The United States District Court for the District of Columbia held that a breach of a website's terms of use does not constitute an actionable violation of the U.S. federal Computer Fraud and Abuse Act ("CFAA") that can give rise to a criminal offense.

Academic researchers who wanted to test whether employment websites discriminate based on race and gender provided false information to target websites, in violation of these websites' terms of service. The researches asserted a pre-enforcement challenge to the court, requesting that it declare that these actions do not violate the CFAA.

The court held that online terms of service do not constitute "permission requirements" that, if violated, trigger criminal liability under the CFAA. The court explained that websites' terms of service provide inadequate notice for purposes of criminal liability. The court also questioned the wisdom of empowering private actors, like website operations, to define the boundaries of criminal liability.

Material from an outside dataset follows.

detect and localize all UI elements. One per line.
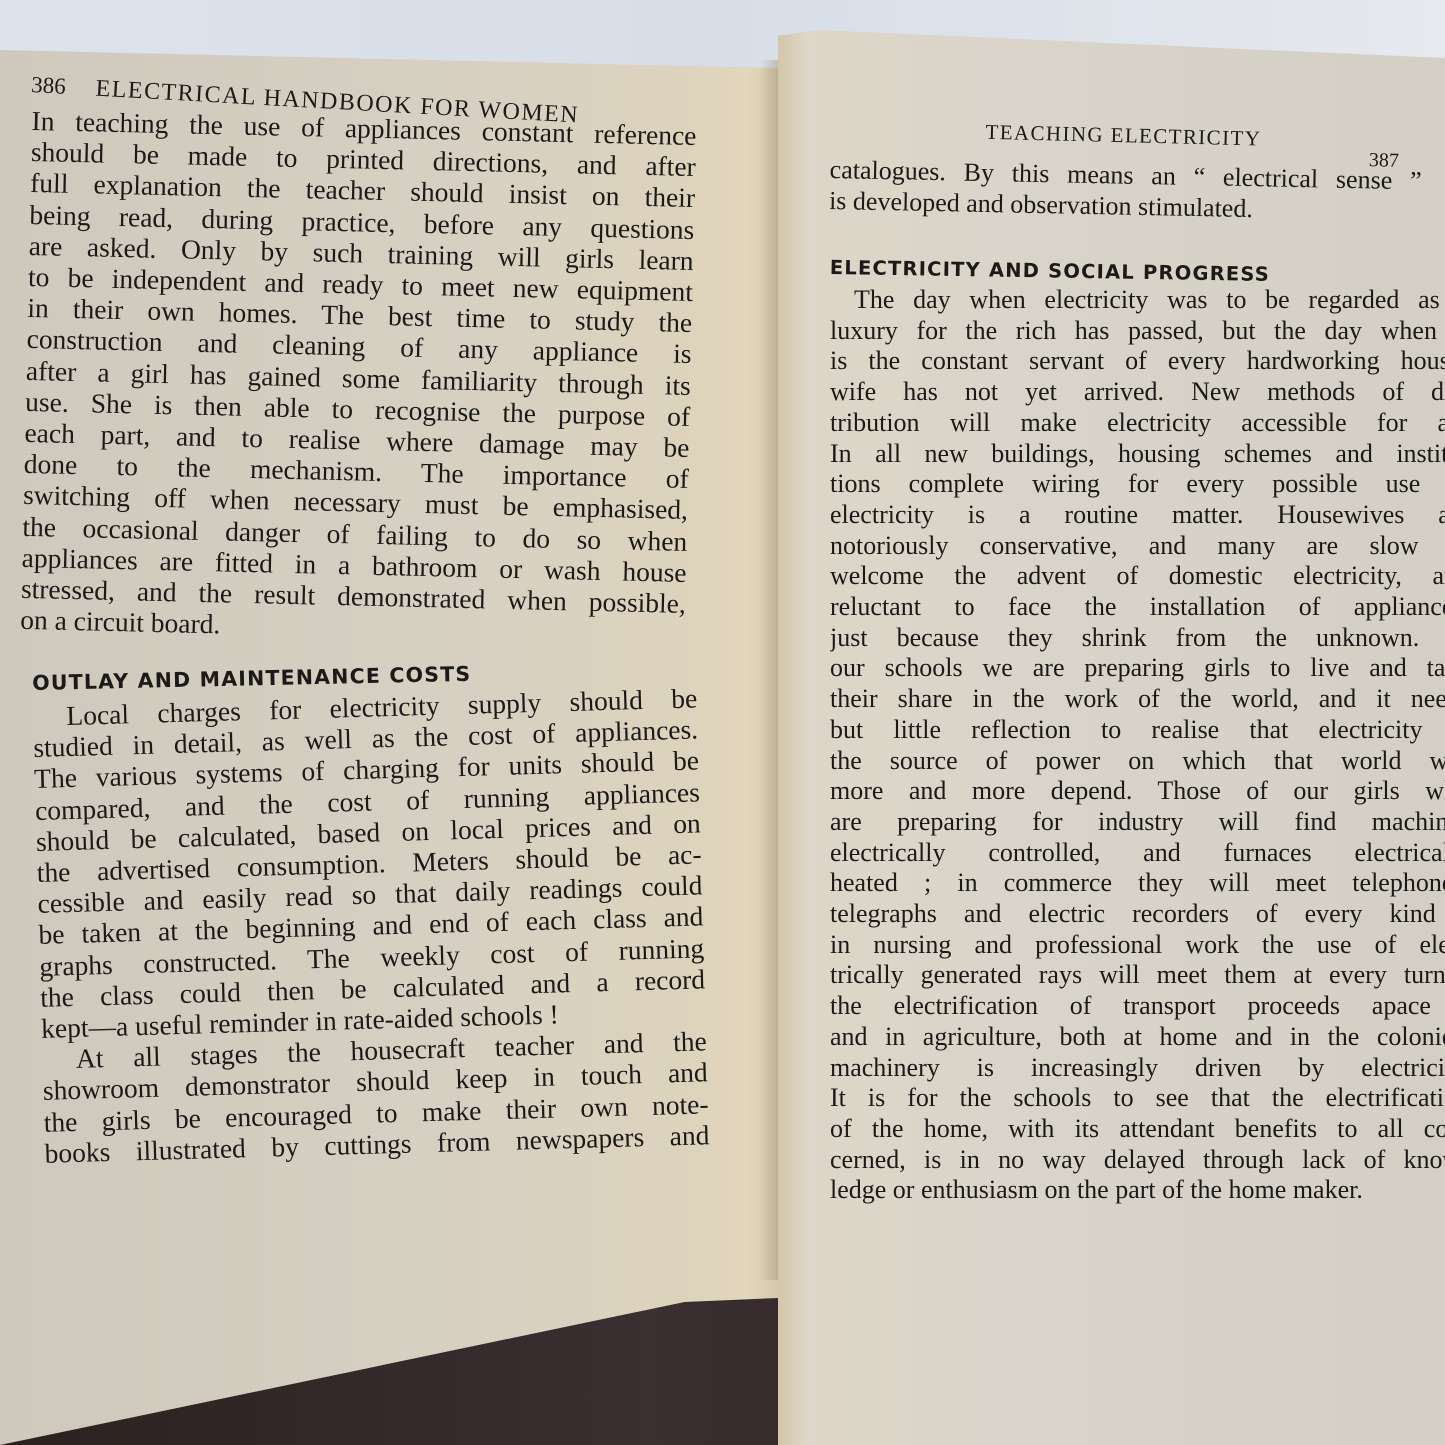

Per the court, this would turn "each website into its own criminal jurisdiction and each webmaster into his own legislature". The court also cited the rule of lenity for interpreting criminal statutes: doubts about the statute's interpretation should be resolved in favor of a narrow and more lenient interpretation.

The Court concluded that a user should be deemed to have "accesse[d] a computer without authorization," in the wording of the CFAA, only when they bypass an authenticating permission requirement or an "authentication gate," such as a password restriction that requires the user to demonstrate that they have been granted access privileges.